First Bob McDonnell won the Virginia Governor’s race, then Chris Christie captured New Jersey’s and now Scott Brown takes the Massachusetts U.S. Senate race. Oh, my! Like McDonnell, Brown trounced his Democrat opponent Martha Coakley with a sizeable lead 52.7% to 46.3%. Three strikes against the Obama agenda is becoming more than a fluke, as Democrats tried mightily to convince themselves last year amidst the losses in Virginia and NJ. The American people are speaking out loudly and clearly against the high-spending, free-wheeling, government overhaul agenda of President Obama and his Democratic cohorts in Congress.

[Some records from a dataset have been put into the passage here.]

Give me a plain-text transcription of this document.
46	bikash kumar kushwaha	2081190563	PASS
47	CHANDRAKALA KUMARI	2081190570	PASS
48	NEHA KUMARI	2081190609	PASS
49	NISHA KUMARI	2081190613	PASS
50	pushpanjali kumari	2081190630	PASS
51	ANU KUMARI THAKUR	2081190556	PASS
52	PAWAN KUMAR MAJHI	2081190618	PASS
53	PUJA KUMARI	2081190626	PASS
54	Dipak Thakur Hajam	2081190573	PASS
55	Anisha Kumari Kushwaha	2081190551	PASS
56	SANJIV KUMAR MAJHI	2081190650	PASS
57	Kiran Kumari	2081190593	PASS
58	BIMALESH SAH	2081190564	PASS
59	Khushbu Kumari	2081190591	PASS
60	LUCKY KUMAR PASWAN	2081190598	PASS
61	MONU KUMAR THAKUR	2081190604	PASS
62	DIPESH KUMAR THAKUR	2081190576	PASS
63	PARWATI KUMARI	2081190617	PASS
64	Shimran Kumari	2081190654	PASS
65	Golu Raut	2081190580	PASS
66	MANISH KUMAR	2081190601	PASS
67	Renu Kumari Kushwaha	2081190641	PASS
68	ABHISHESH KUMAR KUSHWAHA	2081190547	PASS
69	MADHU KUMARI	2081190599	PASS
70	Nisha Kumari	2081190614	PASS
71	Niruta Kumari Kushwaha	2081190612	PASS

Looks like the mighty three Republicans have started a trend.
The president doesn’t believe polls that show support for his health plan dropped to a mere 35% and a Quinnipiac poll shows his approval rating (45%) equals his disapproval rating. But maybe he’ll start waking up as more GOP candidates are elected into office.
People are concerned about jobs, having money to pay bills, feed their families, and the economy. In Obama’s first year of office, the country hasn’t gotten better. The $787 billion stimulus, of which only a third has been spent, was supposed to create jobs and stop unemployment from topping 8%. But it hasn’t created jobs and unemployment has reached 10%. The administration’s Home Affordable Modification Program (HAMP) which was supposed to help 4 million people keep their homes has only resulted in 900,000 borrowers receiving loan modifications and of those only about 80,000 are permanent.
And if you’re one of those borrowers, who has been responsible, paying your mortgage and looking to refinance, there is no solution for you, even though banks received hundreds of billions of dollars in bailout money, much of which is being repaid. Then there’s that whopping deficit which is estimated to grow to $10 trillion by 2019, 6% of the gross domestic product.
No wonder Brown got elected with his anti-tax and spending campaign. Americans want lawmakers to address the country’s real problems and put the brakes on the Obama agenda going nowhere. Like McDonnell, Brown appealed to independents who feel Obama has swung radically to the left and aren’t happy about it. Brown’s win gives the Senate that 41st powerful vote which will enable Republicans to block legislation such as healthcare reform, engineered by the now 59 seat Democrat majority. Democrats now lack the 60 votes to stop a Republican filibuster in the Senate.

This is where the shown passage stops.